Il Benevento esce con amarezza dal pareggio casalingo contro il Sorrento, un risultato che lascia l’amaro in bocca per come è maturato. Tra i protagonisti della serata, Dino Mehic ha analizzato con lucidità il momento della squadra, invitando i compagni a non perdere fiducia.

“Ero qui anche dopo il pareggio di Picerno… che sfortuna. L’espulsione di Ceresoli era evitabile, lui prova a prendere la palla e tira indietro il piede. Poi abbiamo subito il gol nel finale. È un periodo in cui ci gira male, ma in dieci abbiamo lottato e sofferto tutti insieme.”

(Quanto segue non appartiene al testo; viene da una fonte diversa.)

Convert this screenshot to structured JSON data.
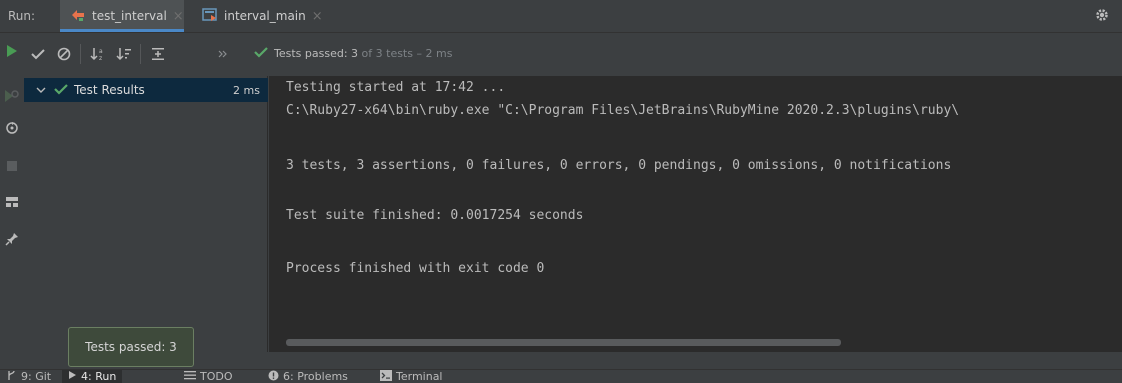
{
  "header": {
    "run_label": "Run:",
    "tabs": [
      {
        "label": "test_interval",
        "icon": "ruby-test-icon",
        "active": true
      },
      {
        "label": "interval_main",
        "icon": "run-config-icon",
        "active": false
      }
    ]
  },
  "toolbar": {
    "status_prefix": "Tests passed:",
    "status_passed": "3",
    "status_of": "of 3 tests",
    "status_time": "– 2 ms"
  },
  "tree": {
    "root_label": "Test Results",
    "root_duration": "2 ms"
  },
  "console": {
    "lines": [
      "Testing started at 17:42 ...",
      "C:\\Ruby27-x64\\bin\\ruby.exe \"C:\\Program Files\\JetBrains\\RubyMine 2020.2.3\\plugins\\ruby\\",
      "",
      "3 tests, 3 assertions, 0 failures, 0 errors, 0 pendings, 0 omissions, 0 notifications",
      "",
      "Test suite finished: 0.0017254 seconds",
      "",
      "Process finished with exit code 0"
    ]
  },
  "tooltip": {
    "text": "Tests passed: 3"
  },
  "bottom_bar": {
    "items": [
      {
        "label": "9: Git",
        "icon": "git-icon"
      },
      {
        "label": "4: Run",
        "icon": "run-icon",
        "active": true
      },
      {
        "label": "TODO",
        "icon": "todo-icon"
      },
      {
        "label": "6: Problems",
        "icon": "problems-icon"
      },
      {
        "label": "Terminal",
        "icon": "terminal-icon"
      }
    ]
  },
  "colors": {
    "pass_green": "#59a869",
    "run_green": "#499c54",
    "accent_blue": "#4a88c7",
    "console_bg": "#2b2b2b",
    "panel_bg": "#3c3f41"
  }
}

Il centrocampista giallorosso ha evidenziato le difficoltà nel concretizzare quanto creato:

“Creiamo tanto ma non riusciamo a chiuderle. A fine primo tempo ci siamo detti di trovare il secondo gol, però non ci siamo riusciti. E quando lasci aperta la partita, nel calcio, gli episodi ti puniscono.”

Nonostante il terzo risultato senza vittoria, Mehic guarda al futuro con ottimismo e spirito di gruppo:

“Siamo una bella squadra, un gruppo unito. Ci sono momenti in cui non gira bene, ma dobbiamo restare compatti e continuare a lavorare. Dobbiamo essere più ‘sporchi’ in certe situazioni e più cattivi sotto porta. Tenendo la testa alta, le cose cambieranno.”

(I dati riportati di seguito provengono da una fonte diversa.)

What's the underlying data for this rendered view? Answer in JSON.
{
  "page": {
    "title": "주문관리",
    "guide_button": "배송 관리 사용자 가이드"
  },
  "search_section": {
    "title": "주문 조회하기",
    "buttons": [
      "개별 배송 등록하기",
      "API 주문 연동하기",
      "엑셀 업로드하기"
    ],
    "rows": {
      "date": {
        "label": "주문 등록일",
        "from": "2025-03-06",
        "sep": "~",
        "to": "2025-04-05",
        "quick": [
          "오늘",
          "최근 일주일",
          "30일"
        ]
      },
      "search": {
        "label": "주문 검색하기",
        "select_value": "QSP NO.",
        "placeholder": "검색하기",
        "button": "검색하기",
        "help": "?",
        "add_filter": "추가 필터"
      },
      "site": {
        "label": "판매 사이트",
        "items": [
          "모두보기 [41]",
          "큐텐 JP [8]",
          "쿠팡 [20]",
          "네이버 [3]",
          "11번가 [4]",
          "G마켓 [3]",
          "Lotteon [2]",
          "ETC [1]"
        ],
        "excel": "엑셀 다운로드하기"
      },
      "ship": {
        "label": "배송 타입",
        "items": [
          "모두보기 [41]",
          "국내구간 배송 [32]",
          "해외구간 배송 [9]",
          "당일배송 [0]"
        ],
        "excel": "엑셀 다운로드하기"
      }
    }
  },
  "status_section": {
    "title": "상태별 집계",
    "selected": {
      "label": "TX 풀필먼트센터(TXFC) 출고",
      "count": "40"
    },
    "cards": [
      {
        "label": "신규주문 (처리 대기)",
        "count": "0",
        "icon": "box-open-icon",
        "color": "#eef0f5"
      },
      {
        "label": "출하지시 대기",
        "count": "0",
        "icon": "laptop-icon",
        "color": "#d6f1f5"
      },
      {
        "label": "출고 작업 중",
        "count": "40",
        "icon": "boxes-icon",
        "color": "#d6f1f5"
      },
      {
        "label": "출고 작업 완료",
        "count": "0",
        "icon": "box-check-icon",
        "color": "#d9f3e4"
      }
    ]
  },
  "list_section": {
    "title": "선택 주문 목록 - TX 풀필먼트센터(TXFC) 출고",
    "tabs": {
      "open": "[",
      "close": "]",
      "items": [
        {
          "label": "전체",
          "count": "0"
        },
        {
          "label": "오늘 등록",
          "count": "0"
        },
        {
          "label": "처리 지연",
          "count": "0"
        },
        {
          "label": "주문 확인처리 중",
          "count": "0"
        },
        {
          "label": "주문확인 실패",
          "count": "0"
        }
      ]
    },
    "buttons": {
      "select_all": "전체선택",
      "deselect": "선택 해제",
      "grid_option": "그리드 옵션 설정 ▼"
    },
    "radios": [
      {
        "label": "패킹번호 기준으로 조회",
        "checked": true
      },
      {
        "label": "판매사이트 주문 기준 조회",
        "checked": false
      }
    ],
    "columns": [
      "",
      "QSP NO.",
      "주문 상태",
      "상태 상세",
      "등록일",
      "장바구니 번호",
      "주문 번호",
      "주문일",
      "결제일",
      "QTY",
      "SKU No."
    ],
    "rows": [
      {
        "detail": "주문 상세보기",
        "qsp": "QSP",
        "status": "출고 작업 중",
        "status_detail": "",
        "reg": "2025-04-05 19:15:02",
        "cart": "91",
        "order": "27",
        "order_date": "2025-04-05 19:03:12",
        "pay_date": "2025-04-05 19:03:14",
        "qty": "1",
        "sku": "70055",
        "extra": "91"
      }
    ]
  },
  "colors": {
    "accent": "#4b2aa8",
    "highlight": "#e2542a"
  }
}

Sulle sue prestazioni personali, il bosniaco ha ammesso di aver vissuto un momento complicato, ma di essersi rimesso in carreggiata:

“Contro il Giugliano ho giocato male, come tutta la squadra. Ho riflettuto e mi sono promesso di reagire. L’importante è non sbagliare atteggiamento, e credo di averlo fatto.”

Infine, uno sguardo allo spogliatoio dopo il pari con i rossoneri:

“Ci siamo parlati poco, analizzeremo tutto con il mister. I più esperti ci hanno detto di tenere la testa alta: siamo lì in classifica e ce la giocheremo fino in fondo. Siamo forti e dobbiamo ricordarcelo.”